Anomaly Search Configuration

To create a new Anomaly Search

  1. In the top level menu, click on Configure then Anomaly Searches
  2. Select New Search and a tabbed dialog will open

Search Details

This tab allow you to configure the general search settings.

Field Description
Search name Unique name for the Anomaly Search. Must not contain whitespace or non-standard characters. Required.
Display name Friendly name for display. Choose something that describes the analysis e.g. website traffic monitor
Search group A search group may contain one or more searches. A search may only be a member of one search group. Allows grouping of results from different searches for the same system to be seen together. e.g. security, CRM, messaging
Search

Contains the Splunk search string used as input to anomaly detection. Can be any Splunk search; however do not include time bounds. e.g. index=_internal

Click on Validate search to view the first 100 results in a separate browser tab.

Action menu link

Provide a link to a custom dashboard or external website.

Label - Text that will be displayed in the action menu

URL - URL containing tokens for string substitution. These can be any top level result field.

e.g. /app/search/mydashboard?id=$host$&earliest=$earliest$&latest=$latest$

e.g. www.myintranet.com/hr?ref=$user$

Analysis Configuration

This tab defines which anomaly detection analysis is to be performed.

Field Description
bucketSpan Set the window for which time series analysis is performed. Typically between 5 mins to 1 hr, although will vary depending on the data. When setting the bucket span take into account the granularity at which you want to analyze by, the typical duration of an anomaly, the frequency of the input data and the frequency at which alerting is required. This setting may only be changed for new and reset jobs.
Field analysis configuration

An anomaly search must have one or more detectors defined.

Detector - The analysis to be performed e.g. sum(bytes) over clientip

Desc - A friendly name for the analysis e.g. Data exfiltration

Sourcetype - Default is blank. An advanced configuration option that allows different analysis to be performed on different sourcetypes, at the same time.

Click on Add Detector to add more detectors.

Influencers

Sets the persons or entities to blame for the anomaly. There can be one or more influencer types, for example user and clientip. Setting an Influencer is strongly recommended as most results views were designed around the influencer.

An influencer can be part of the detector configuration or another relevant field in the input data.

For example, if analyzing total data sent by client machines, you may additionally add user as an influencer. This will highlight any user that significantly contributed to the anomaly eventhough the data was not specifically modeled by user.

If multiple detectors are configured, the influencer severity will be an aggregated view of their anomalouness.

Click on Add by/over/partition fields to influencer to quickly add all detector fields.

Run Mode

Sets the modes in which to run anomaly detection.

Field Description
Continuous

Select this to run the analysis continuously, analyzing new data as it becomes available.

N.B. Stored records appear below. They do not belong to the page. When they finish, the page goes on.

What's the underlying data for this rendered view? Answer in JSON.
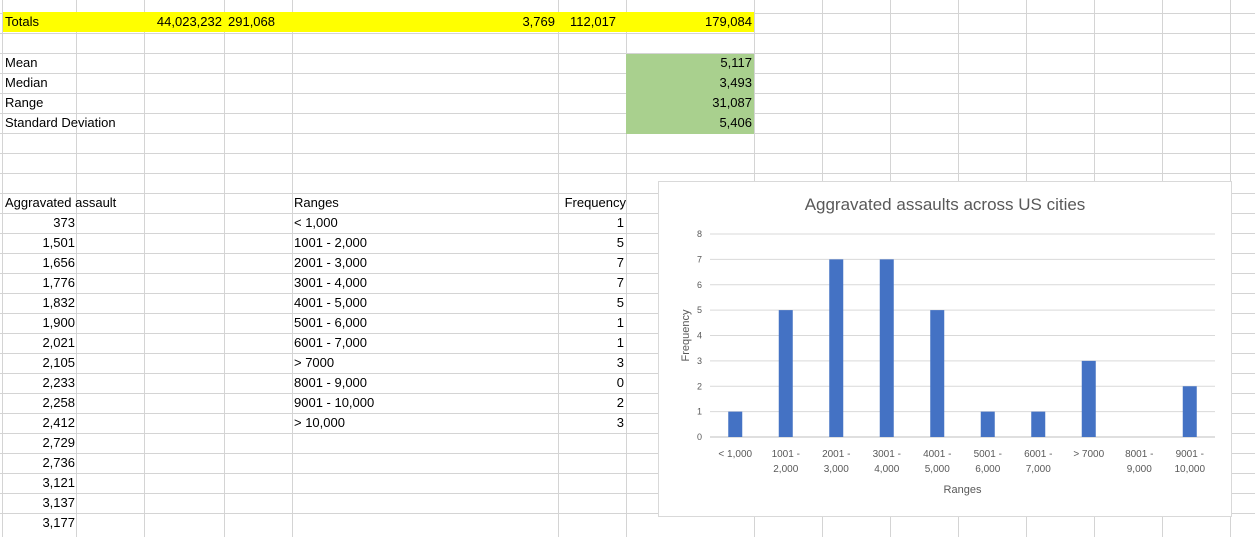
{
  "totals": {
    "label": "Totals",
    "values": [
      "44,023,232",
      "291,068",
      "3,769",
      "112,017",
      "179,084"
    ]
  },
  "stats": [
    {
      "label": "Mean",
      "value": "5,117"
    },
    {
      "label": "Median",
      "value": "3,493"
    },
    {
      "label": "Range",
      "value": "31,087"
    },
    {
      "label": "Standard Deviation",
      "value": "5,406"
    }
  ],
  "assault": {
    "header": "Aggravated assault",
    "values": [
      "373",
      "1,501",
      "1,656",
      "1,776",
      "1,832",
      "1,900",
      "2,021",
      "2,105",
      "2,233",
      "2,258",
      "2,412",
      "2,729",
      "2,736",
      "3,121",
      "3,137",
      "3,177"
    ]
  },
  "ranges": {
    "header": "Ranges",
    "values": [
      "< 1,000",
      "1001 - 2,000",
      "2001 - 3,000",
      "3001 - 4,000",
      "4001 - 5,000",
      "5001 - 6,000",
      "6001 - 7,000",
      "> 7000",
      "8001 - 9,000",
      "9001 - 10,000",
      "> 10,000"
    ]
  },
  "frequency": {
    "header": "Frequency",
    "values": [
      "1",
      "5",
      "7",
      "7",
      "5",
      "1",
      "1",
      "3",
      "0",
      "2",
      "3"
    ]
  },
  "colors": {
    "totals_fill": "#ffff00",
    "stats_fill": "#a9d08e",
    "bar": "#4472c4"
  },
  "chart_data": {
    "type": "bar",
    "title": "Aggravated assaults across US cities",
    "xlabel": "Ranges",
    "ylabel": "Frequency",
    "categories": [
      [
        "< 1,000",
        ""
      ],
      [
        "1001 -",
        "2,000"
      ],
      [
        "2001 -",
        "3,000"
      ],
      [
        "3001 -",
        "4,000"
      ],
      [
        "4001 -",
        "5,000"
      ],
      [
        "5001 -",
        "6,000"
      ],
      [
        "6001 -",
        "7,000"
      ],
      [
        "> 7000",
        ""
      ],
      [
        "8001 -",
        "9,000"
      ],
      [
        "9001 -",
        "10,000"
      ]
    ],
    "values": [
      1,
      5,
      7,
      7,
      5,
      1,
      1,
      3,
      0,
      2
    ],
    "ylim": [
      0,
      8
    ],
    "yticks": [
      "0",
      "1",
      "2",
      "3",
      "4",
      "5",
      "6",
      "7",
      "8"
    ],
    "grid": true
  }
}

Note: This is implemented as a scheduled search and does not use the Splunk real-time search functionality.

Run LookBack for - Select the length of time, looking back from today, for which to include training data for analysis. This will happen once, prior to running continuously.

Start running continuously after LookBack - Select this to run ongoing anomaly detection.

Historical

Select this to run the analysis as a one-off batch, analyzing over a fixed time range.

Earliest - Set the start time for analysis

Latest - Set the end time for analysis

Click Calculate time span to automatically populate Earliest and Latest based on the data defined by the Search string. This may take some time for larger Splunk indexes.

StatsReduce mode

Recommended for performance, especially if you have multiple indexers and expect your search to return a large number of events.

Not supported for use with categorization or sourcetype-specific detector configurations. Read more on Using StatsReduce in distributed environments.

Advanced Settings

It is unlikely that these advanced setting will need to be changed. Please contact support@prelert.com before changing.

Field Description
persisteIndex The KV store collection in which model state is persisted. Defaults to prelertstate.
quantileIndex The KV store collection in which anomaly quantiles are persisted, which are used for normalization. Defaults to prelertquantiles.
maxSearchBuckets The maximum number of buckets to be retrieved before the current time. Increasing this value for historical analysis can improve performance; however has an extra memory overhead. The default value depends upon the bucketSpan. For a 5 min bucketspan, it is set to 12.
bufferSpan For use when running continuously, this sets the time delay in seconds between the current time and the latest search time. This parameter may need to be increased if the time taken for data to be indexed by Splunk is long. It can also be used to stagger job start times if required. Default is 120.